Figure 1 and Figure 2 show the allocation of states by time of day across the complete seasonal cycle. The sable herd shows a peak in resting just before dawn, and foraging continues throughout the day and night, with peaks after dawn and before dusk. The movement state also peaks during this dawn/dusk period. There is another resting spell around midday when the animals would be seeking out the shade to avoid being in the sun during the hottest part of the day. The long relocating movements which are assumed to be the treks to water begin around 7am and then return around 6pm.
It needs to be kept in mind when looking at this analysis for the complete seasonal cycle, that the sunrise and sunset times would change over the year with the shifting seasons. The buffalo show two clear resting peaks, around sunrise and then from 11am – 3pm. Foraging can occur throughout the day and night, although is not as common around sunrise, when it seems the herd settles down to rest.
The buffalo show two clear movement peaks, more obvious than for any of the other species. These occur from 7am – 9am and from around 4pm – 8pm. Unlike the sable, the foraging state is actually the dominant state during the hours of darkness.
Conclusions
The models allow us to differentiate between different species and their movement strategies, while models run for separate seasons pick up the seasonal variation in behaviour. Spatial analyses could be used to distinguish the habitat patches used for foraging from those of the other activities.
Some of the challenges of using this technique are that the mixture model analyses assume independent observations and do not take into account the time series nature of the data. Mixture models are a form of clustering technique which allocates each observation to one state, which is not ecologically realistic in terms of an animal spending all of one hour in a particular state. In terms of future work, we propose using Hidden Markov Models as a follow-on analysis as this technique takes into account the time series nature of the data and allows investigation of the transition probabilities from one state to another.

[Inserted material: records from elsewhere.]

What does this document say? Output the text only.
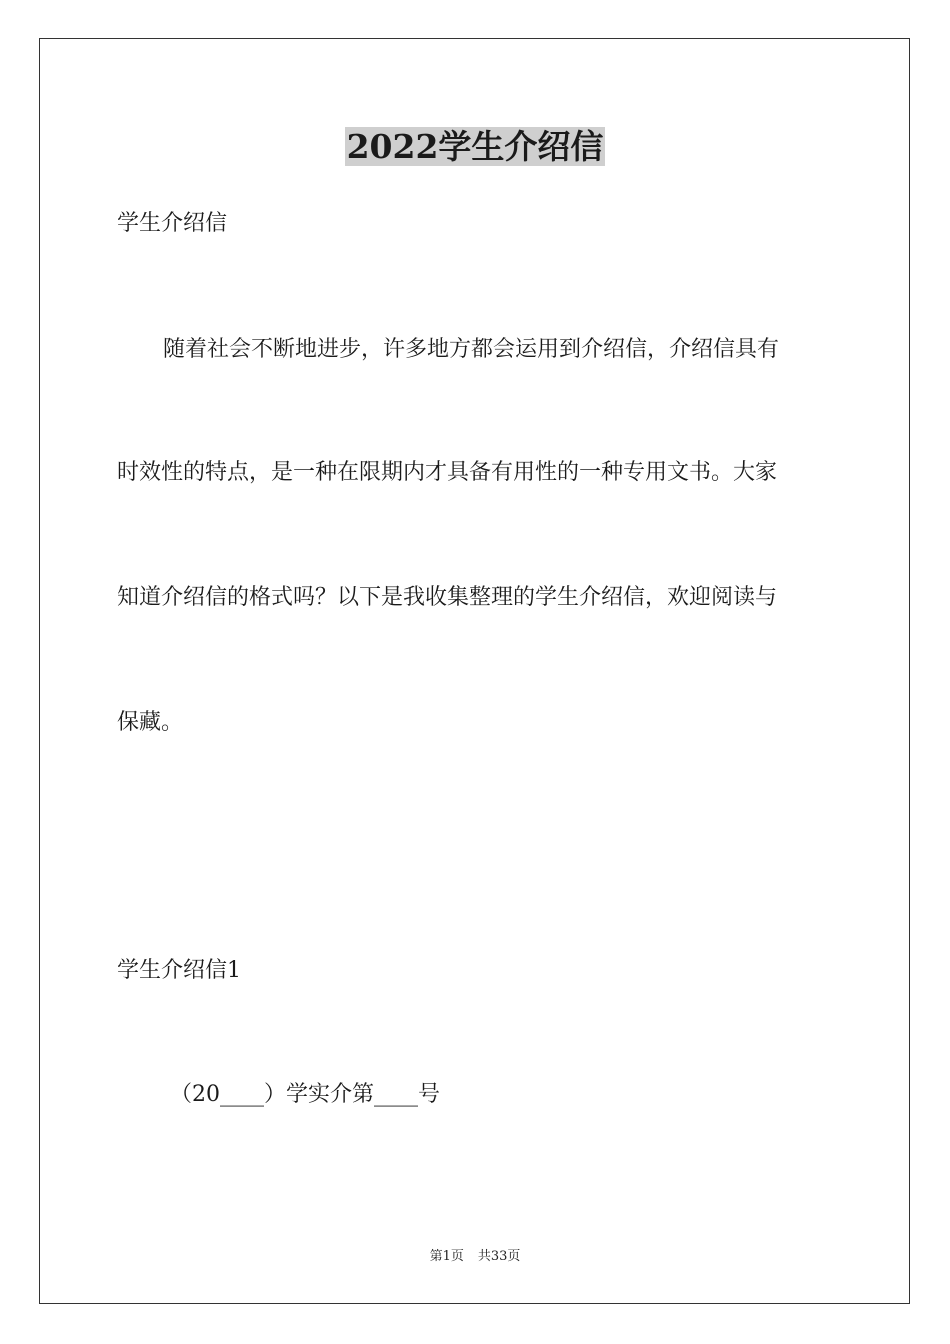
2022学生介绍信
学生介绍信
随着社会不断地进步，许多地方都会运用到介绍信，介绍信具有
时效性的特点，是一种在限期内才具备有用性的一种专用文书。大家
知道介绍信的格式吗？以下是我收集整理的学生介绍信，欢迎阅读与
保藏。
学生介绍信1
（20____）学实介第____号
第1页 共33页
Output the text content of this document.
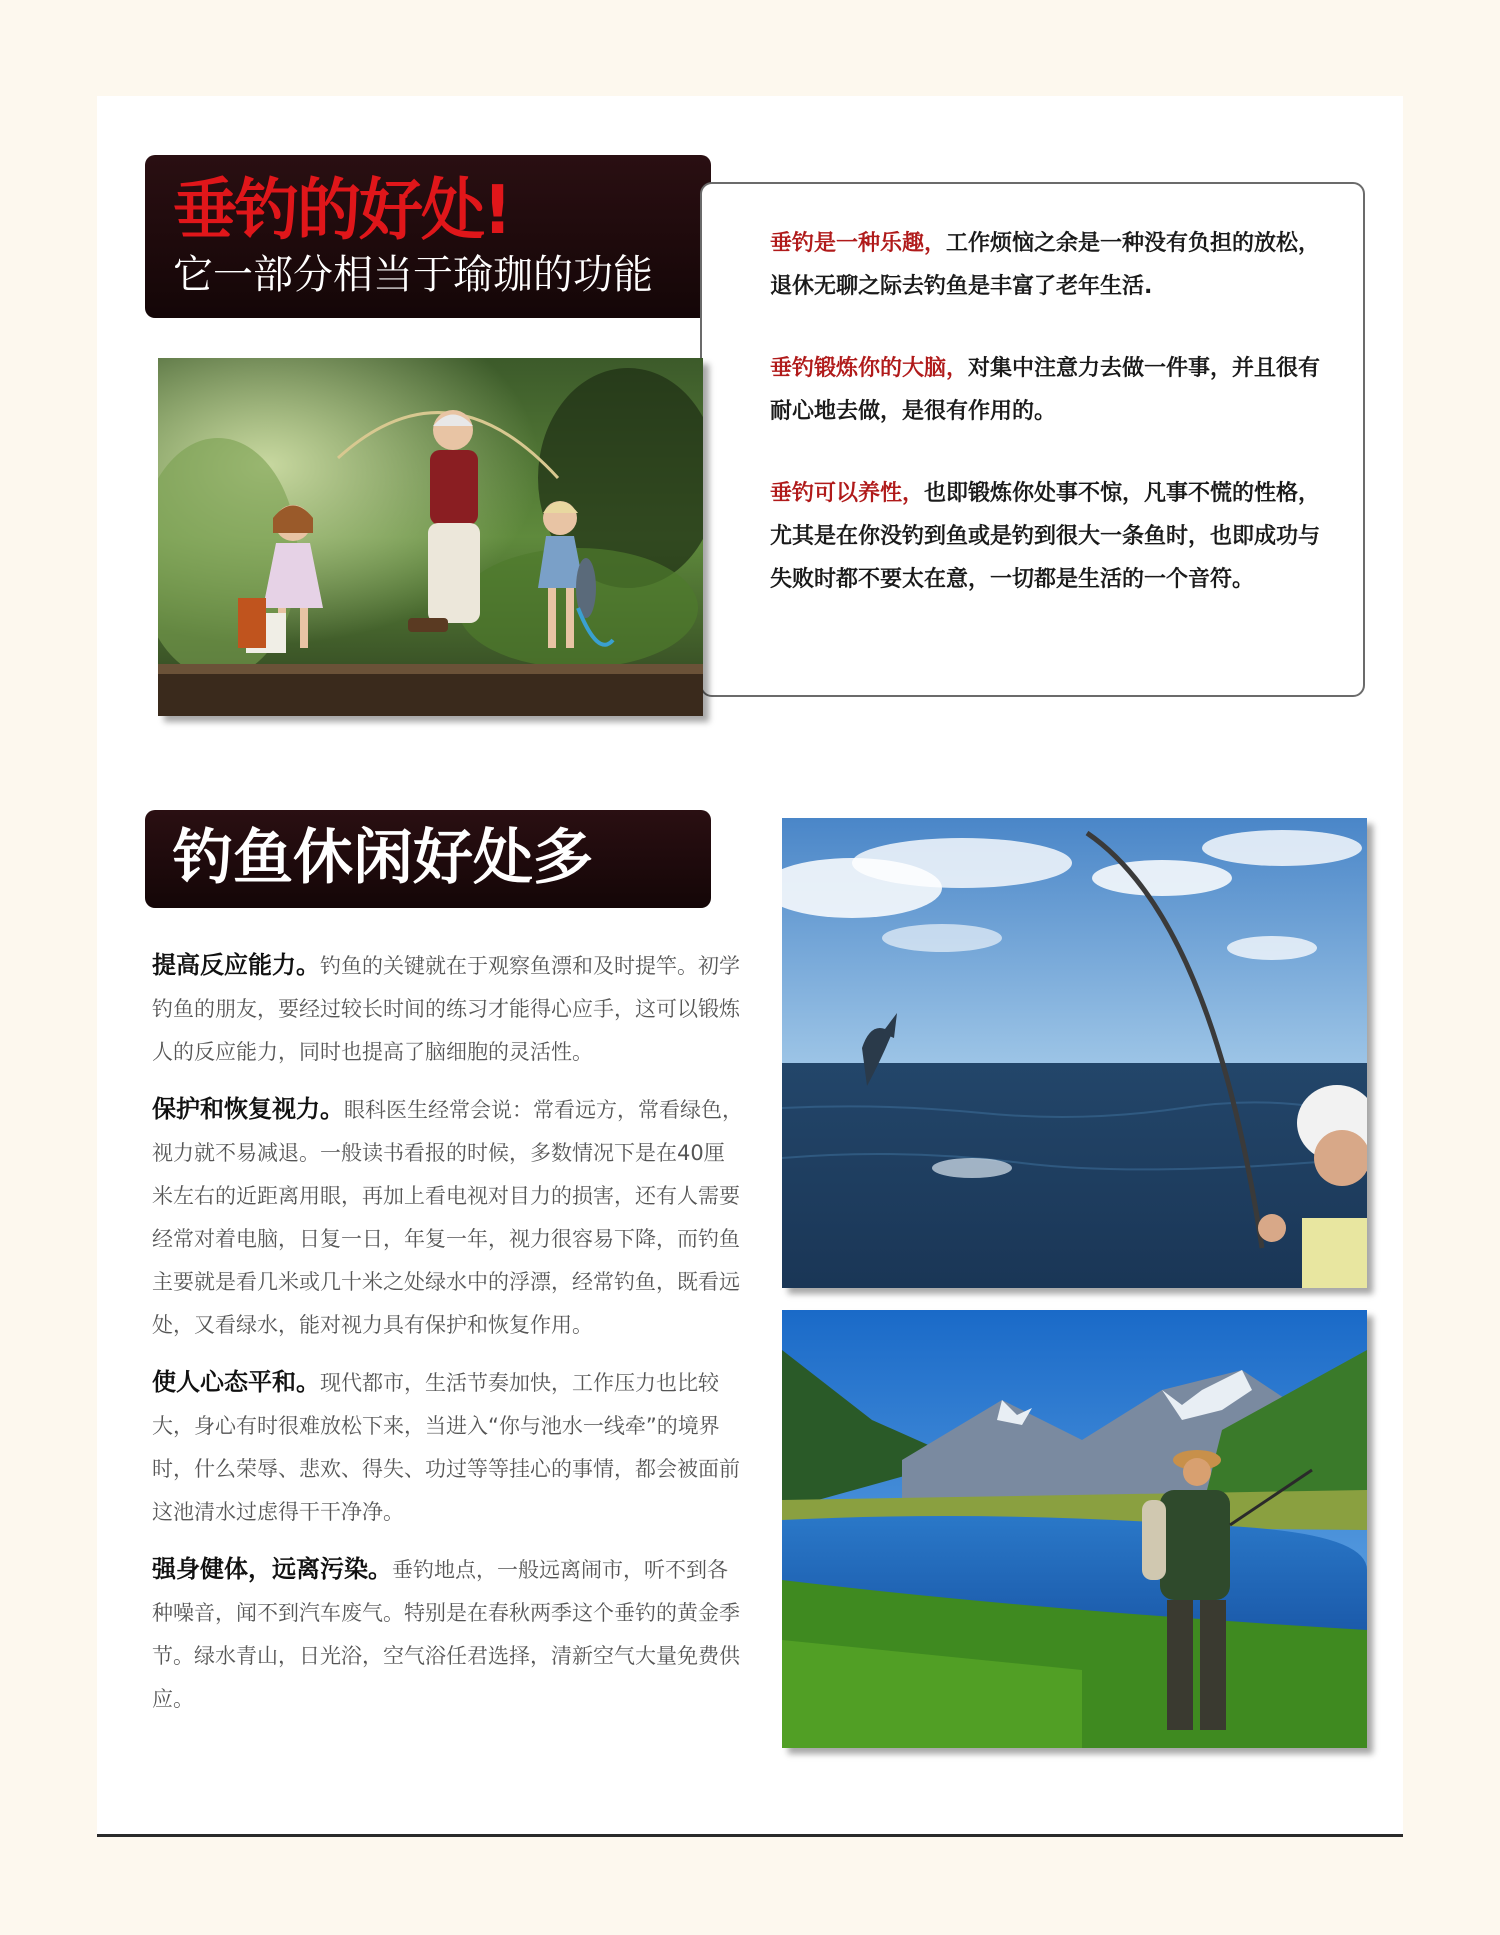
垂钓的好处!
它一部分相当于瑜珈的功能

垂钓是一种乐趣，工作烦恼之余是一种没有负担的放松，退休无聊之际去钓鱼是丰富了老年生活.

垂钓锻炼你的大脑，对集中注意力去做一件事，并且很有耐心地去做，是很有作用的。

垂钓可以养性，也即锻炼你处事不惊，凡事不慌的性格，尤其是在你没钓到鱼或是钓到很大一条鱼时，也即成功与失败时都不要太在意，一切都是生活的一个音符。

钓鱼休闲好处多

提高反应能力。钓鱼的关键就在于观察鱼漂和及时提竿。初学钓鱼的朋友，要经过较长时间的练习才能得心应手，这可以锻炼人的反应能力，同时也提高了脑细胞的灵活性。

保护和恢复视力。眼科医生经常会说：常看远方，常看绿色，视力就不易减退。一般读书看报的时候，多数情况下是在40厘米左右的近距离用眼，再加上看电视对目力的损害，还有人需要经常对着电脑，日复一日，年复一年，视力很容易下降，而钓鱼主要就是看几米或几十米之处绿水中的浮漂，经常钓鱼，既看远处，又看绿水，能对视力具有保护和恢复作用。

使人心态平和。现代都市，生活节奏加快，工作压力也比较大，身心有时很难放松下来，当进入“你与池水一线牵”的境界时，什么荣辱、悲欢、得失、功过等等挂心的事情，都会被面前这池清水过虑得干干净净。

强身健体，远离污染。垂钓地点，一般远离闹市，听不到各种噪音，闻不到汽车废气。特别是在春秋两季这个垂钓的黄金季节。绿水青山，日光浴，空气浴任君选择，清新空气大量免费供应。
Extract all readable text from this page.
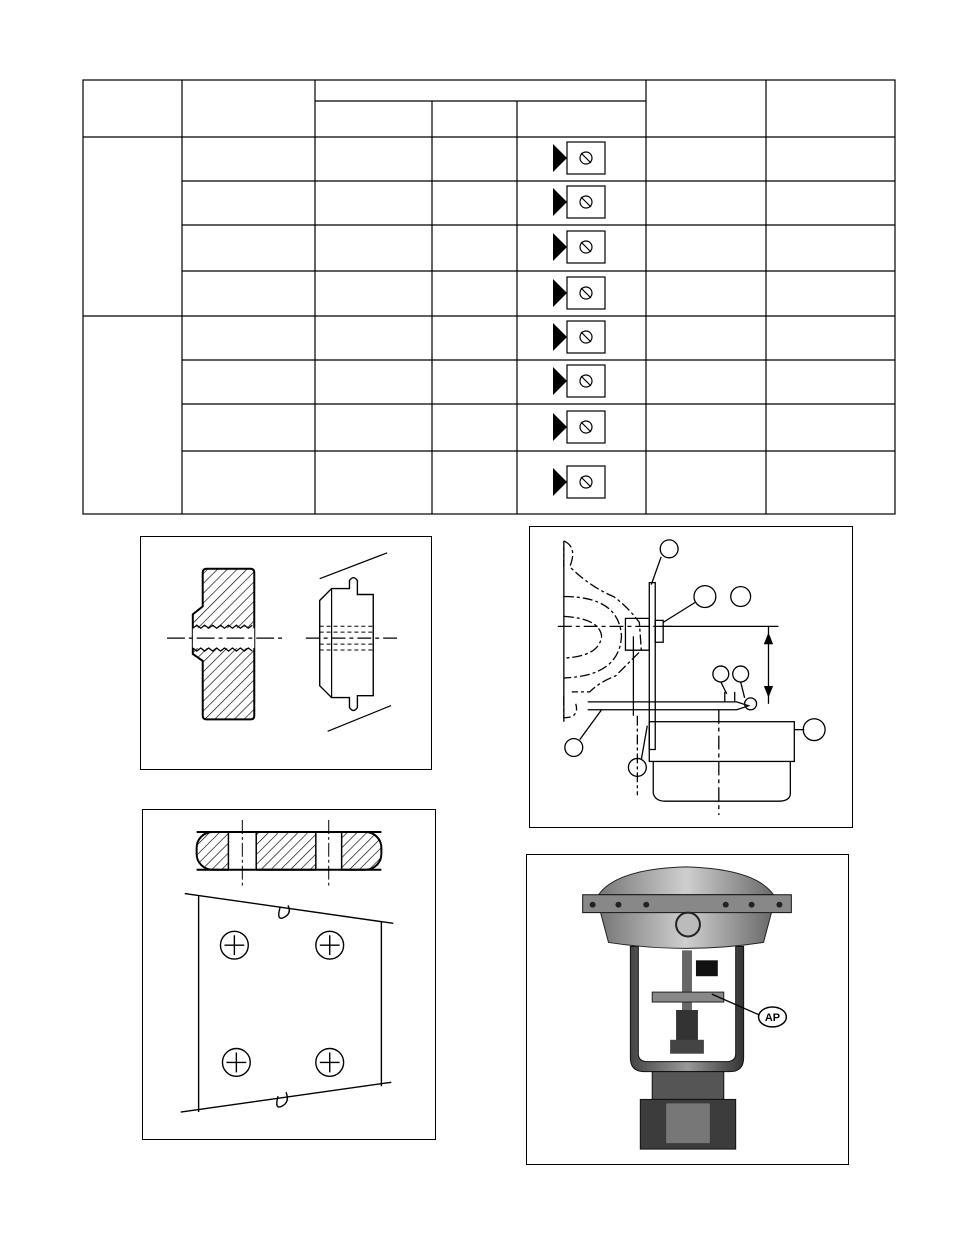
AP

Movement of animals and organisms is an important component of many ecological processes4. As this is a rapidly advancing area of science, new work is constantly being published and new methods investigated for the analysis of animal movements.
Breaking new ground
Our research aims to break new ground in terms of investigating multiple species in one location in Africa and applying statistical models to their observed movements. We hope that this work will contribute positively to the expanding field of movement ecology.
An understanding how animals are utilising space for various activities, will assist with management problems around habitat fragmentation, climate change, spread of disease and aliens and others.
1 Jonsen et al., 2005
2 Nathan, 2008
3 Rahimi & Owen-Smith, 2007; Owen-Smith & Cain, 2007
4 Nathan, 2008
References
Everitt, B., & Hand, D. (1981). Finite Mixture Distributions. London: Chapman & Hall.
Jonsen, I.D., Flemming, J.M., Myers, R.A. (2005) Robust state-space modelling of animal movement data, Ecology 86(11): 2874 – 2880.
Nathan, R. (2008) An emerging ecology paradigm, Proc Natl Acad Sci USA 105: 19050 – 19051.
Owen-Smith, N., Cain, J.W. (2007) Indicators of adaptive responses in home range utilization and movement patterns by a large mammalian herbivore, Israel Journal of Ecology & Evolution 53: 423 – 438.
Rahimi, S., Owen-Smith, N. (2007) Movement patterns of sable antelope in the Kruger National Park from GPS/GSM collars: a preliminary assessment, South African Journal of Wildlife 37(2): 143 - 151.